In this example, as a developer, you can easily make a pipeline modification that will enable this pipeline to be more optimal without changing the pipeline's intended outcome. Change the $match filter to be based on the source field value instead (greater than 10000 cents), rather than the computed field (greater than 100 dollars). Also, ensure the $match stage appears before the $unset stage (which removes the value field). This change is enough to allow the pipeline to run efficiently. Below is how the pipeline looks after you have made this change:

// OPTIMAL

var pipeline = [
  {"$set": {
    "value_dollars": {"$multiply": [0.01, "$value"]},
  }},
  
  {"$match": {                // Moved to before the $unset
    "value": {"$gte": 10000},   // Changed to perform a cents check
  }},    

  {"$unset": [
    "_id",
    "value",
  ]},         
];

This pipeline produces the same data output. However, when you look at its explain plan, it shows the database engine has pushed the $match filter to the top of the pipeline and used an index on the value field. The aggregation is now optimal because the $match stage is no longer 'blocked' by its dependency on the computed field.

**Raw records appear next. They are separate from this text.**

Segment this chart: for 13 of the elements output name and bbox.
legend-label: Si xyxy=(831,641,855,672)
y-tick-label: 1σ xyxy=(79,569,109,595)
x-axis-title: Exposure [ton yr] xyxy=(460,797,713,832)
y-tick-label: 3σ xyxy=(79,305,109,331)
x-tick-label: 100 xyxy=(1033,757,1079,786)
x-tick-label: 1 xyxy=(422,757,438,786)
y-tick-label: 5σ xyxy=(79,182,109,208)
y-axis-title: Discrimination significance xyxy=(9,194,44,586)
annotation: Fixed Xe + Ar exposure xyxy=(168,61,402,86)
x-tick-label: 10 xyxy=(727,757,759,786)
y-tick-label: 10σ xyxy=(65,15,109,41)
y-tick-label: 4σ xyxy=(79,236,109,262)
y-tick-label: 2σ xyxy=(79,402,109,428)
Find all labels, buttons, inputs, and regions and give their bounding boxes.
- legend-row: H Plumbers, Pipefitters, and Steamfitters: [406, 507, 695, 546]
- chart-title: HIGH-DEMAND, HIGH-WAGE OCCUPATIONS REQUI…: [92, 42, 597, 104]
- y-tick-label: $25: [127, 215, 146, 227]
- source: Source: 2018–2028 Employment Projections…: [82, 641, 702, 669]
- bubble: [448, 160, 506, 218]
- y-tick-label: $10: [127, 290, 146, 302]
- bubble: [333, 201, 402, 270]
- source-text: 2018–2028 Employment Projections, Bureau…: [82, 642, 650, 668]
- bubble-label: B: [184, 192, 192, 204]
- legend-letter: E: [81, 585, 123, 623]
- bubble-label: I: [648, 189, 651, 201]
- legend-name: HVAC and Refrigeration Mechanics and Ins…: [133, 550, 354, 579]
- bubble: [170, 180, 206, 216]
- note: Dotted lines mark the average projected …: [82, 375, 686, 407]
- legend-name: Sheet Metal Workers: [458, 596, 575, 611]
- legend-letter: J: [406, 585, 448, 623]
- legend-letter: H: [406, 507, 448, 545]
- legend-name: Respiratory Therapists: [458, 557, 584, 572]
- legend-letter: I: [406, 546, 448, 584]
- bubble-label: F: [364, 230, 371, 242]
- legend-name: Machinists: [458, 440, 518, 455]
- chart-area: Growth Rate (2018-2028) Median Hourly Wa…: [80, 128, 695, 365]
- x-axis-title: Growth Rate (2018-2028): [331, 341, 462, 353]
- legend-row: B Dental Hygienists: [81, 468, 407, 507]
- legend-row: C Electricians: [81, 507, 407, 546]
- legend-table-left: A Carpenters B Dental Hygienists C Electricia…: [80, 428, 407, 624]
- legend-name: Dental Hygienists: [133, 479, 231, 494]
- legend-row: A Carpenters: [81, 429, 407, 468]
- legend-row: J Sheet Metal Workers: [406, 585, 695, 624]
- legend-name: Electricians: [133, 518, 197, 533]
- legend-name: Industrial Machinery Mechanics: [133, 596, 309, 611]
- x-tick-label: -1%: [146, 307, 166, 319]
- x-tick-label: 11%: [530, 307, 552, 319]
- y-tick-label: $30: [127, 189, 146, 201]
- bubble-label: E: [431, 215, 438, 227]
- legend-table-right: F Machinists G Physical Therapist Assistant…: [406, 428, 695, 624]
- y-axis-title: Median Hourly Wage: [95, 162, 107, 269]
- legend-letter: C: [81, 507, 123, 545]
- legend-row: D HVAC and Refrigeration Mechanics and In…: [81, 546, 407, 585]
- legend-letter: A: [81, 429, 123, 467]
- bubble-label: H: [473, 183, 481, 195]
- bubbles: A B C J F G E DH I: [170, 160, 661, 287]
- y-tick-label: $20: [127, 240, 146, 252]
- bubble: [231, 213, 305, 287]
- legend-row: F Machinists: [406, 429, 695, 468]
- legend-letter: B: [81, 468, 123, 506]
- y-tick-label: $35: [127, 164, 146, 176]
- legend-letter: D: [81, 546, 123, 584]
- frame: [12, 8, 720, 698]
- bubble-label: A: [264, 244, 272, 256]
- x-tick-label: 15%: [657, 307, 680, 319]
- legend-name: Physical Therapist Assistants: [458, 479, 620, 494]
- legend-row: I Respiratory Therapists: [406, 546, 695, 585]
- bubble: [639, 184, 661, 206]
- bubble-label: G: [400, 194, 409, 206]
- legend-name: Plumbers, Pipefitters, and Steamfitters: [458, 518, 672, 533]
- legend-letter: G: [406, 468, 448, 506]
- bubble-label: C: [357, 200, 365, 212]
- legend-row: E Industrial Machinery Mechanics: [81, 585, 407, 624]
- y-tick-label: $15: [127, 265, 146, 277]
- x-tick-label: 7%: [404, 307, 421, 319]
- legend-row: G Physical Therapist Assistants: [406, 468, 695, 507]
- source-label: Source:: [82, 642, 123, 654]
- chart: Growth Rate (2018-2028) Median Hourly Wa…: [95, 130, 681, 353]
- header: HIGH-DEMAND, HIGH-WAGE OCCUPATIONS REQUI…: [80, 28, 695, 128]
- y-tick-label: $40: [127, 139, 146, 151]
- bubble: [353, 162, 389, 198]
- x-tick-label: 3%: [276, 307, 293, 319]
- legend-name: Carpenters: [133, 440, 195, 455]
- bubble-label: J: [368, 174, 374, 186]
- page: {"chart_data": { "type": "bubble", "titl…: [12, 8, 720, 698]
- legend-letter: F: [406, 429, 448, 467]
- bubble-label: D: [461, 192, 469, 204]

There may be some cases where you can't unravel a computed value in such a manner. However, it may still be possible for you to include an additional $match stage, to perform a partial match targeting the aggregation's query cursor. Suppose you have a pipeline that masks the values of sensitive date_of_birth fields (replaced with computed masked_date fields). The computed field adds a random number of days (one to seven) to each current date. The pipeline already contains a $match stage with the filter masked_date > 01-Jan-2020. The runtime cannot optimise this to the top of the pipeline due to the dependency on a computed value. Nevertheless, you can manually add an extra $match stage at the top of the pipeline, with the filter date_of_birth > 25-Dec-2019. This new $match leverages an index and filters records seven days earlier than the existing $match, but the aggregation's final output is the same. The new $match may pass on a few more records than intended. However, later on, the pipeline applies the existing filter masked_date > 01-Jan-2020 that will naturally remove surviving surplus records before the pipeline completes.

In summary, if you have a pipeline leveraging a $match stage and the explain plan shows this is not moving to the start of the pipeline, explore whether manually refactoring will help. If the $match filter depends on a computed value, examine if you can alter this or add an extra $match to yield a more efficient pipeline.